Selon la pratique administrative, la compagnie dispose souvent d’un délai indicatif pour répondre et proposer un règlement. Si la réponse tarde ou si elle refuse l’indemnisation, la saisine d’une autorité nationale comme la DGAC devient pertinente.
Actions utiles avant recours :
- Rassembler toutes les preuves de voyage et dépenses
- Envoyer une réclamation motivée par courrier recommandé ou email
- Demander un justificatif écrit des raisons du retard ou annulation
Tableau récapitulatif des délais :
Étape
Délai typique
Conséquence
Réclamation initiale auprès de la compagnie
quelques semaines
Réponse écrite attendue
Rappel ou mise en demeure
1 à 2 mois
Pression pour solution amiable
Saisine de la DGAC
variable selon le dossier
Médiation possible
Action judiciaire
jusqu’à plusieurs années
Recours ultime pour obtenir compensation
Retour d’expérience :
« J’ai contacté la compagnie par email et obtenu une offre de indemnisation après deux relances et présentation des reçus »
Marc L.
Exceptions, preuves et voies de recours en cas de refus
Après les démarches initiales, il faut connaître les exceptions qui peuvent exonérer la compagnie de sa responsabilité. Selon la jurisprudence, les circonstances extraordinaires doivent être clairement établies pour annuler l’obligation d’indemnisation.
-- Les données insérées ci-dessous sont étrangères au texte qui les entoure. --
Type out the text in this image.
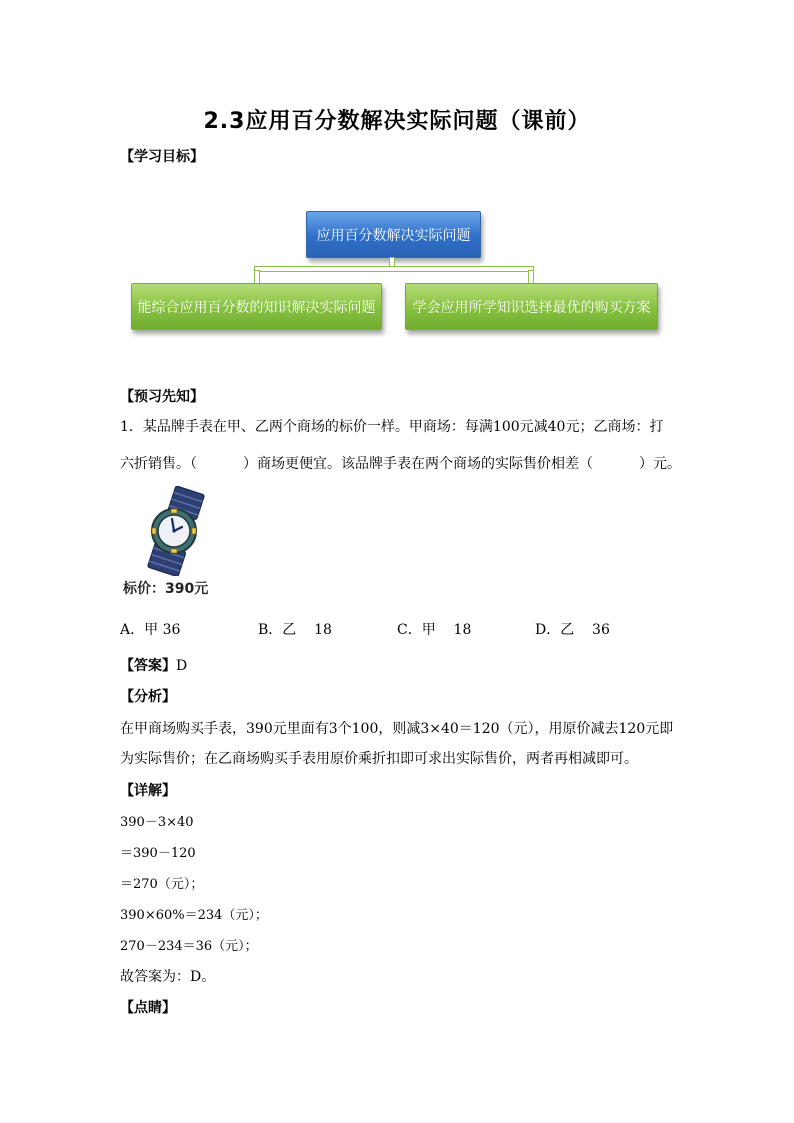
2.3应用百分数解决实际问题（课前）
【学习目标】
应用百分数解决实际问题
能综合应用百分数的知识解决实际问题	学会应用所学知识选择最优的购买方案
【预习先知】
1．某品牌手表在甲、乙两个商场的标价一样。甲商场：每满100元减40元；乙商场：打
六折销售。（	）商场更便宜。该品牌手表在两个商场的实际售价相差（	）元。
标价：390元
A．甲 36	B．乙 18	C．甲 18	D．乙 36
【答案】D
【分析】
在甲商场购买手表，390元里面有3个100，则减3×40＝120（元），用原价减去120元即
为实际售价；在乙商场购买手表用原价乘折扣即可求出实际售价，两者再相减即可。
【详解】
390－3×40
＝390－120
＝270（元）；
390×60%＝234（元）；
270－234＝36（元）；
故答案为：D。
【点睛】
Selon des décisions récentes, un problème technique n’est généralement pas accepté comme circonstance extraordinaire, sauf preuve d’événement externe imprévu. Cette interprétation favorise la protection des passagers face aux refus injustifiés.
Options en cas de refus :
- Saisir la DGAC pour médiation administrative
- Contacter une association de consommateurs pour assistance
- Recourir à une action judiciaire avec preuves consolidées
Témoignage :
« Après saisie de la DGAC, mon dossier a progressé et la compagnie a proposé une nouvelle offre convenable »
Claire M.
Avis d’expert :
« Conserver preuves et communications écrites multiplie nettement les chances d’obtenir une compensation rapide »
Pauline N.
Une remarque pratique pour la suite : conservez systématiquement tickets et échanges numériques, car ils forment la base probante. Ce soin facilite un passage plus rapide vers la médiation ou le procès si nécessaire.
Situation d’usage et conseils de voyage :
- Toujours photographier les panneaux d’annulation et les cartes d’embarquement
- Demander un écrit de la compagnie détaillant l’incident
- Noter noms et fonctions des agents contactés pendant l’incident
Source : Union européenne, « Règlement (CE) n° 261/2004 », Journal officiel ; Direction générale de l’Aviation civile, « Vol annulé ou retardé : quels sont vos droits ? », Direction générale de l’Aviation civile ; Légifrance, « Décret n° 2025-772 du 5 août 2025 relatif à la … », Légifrance.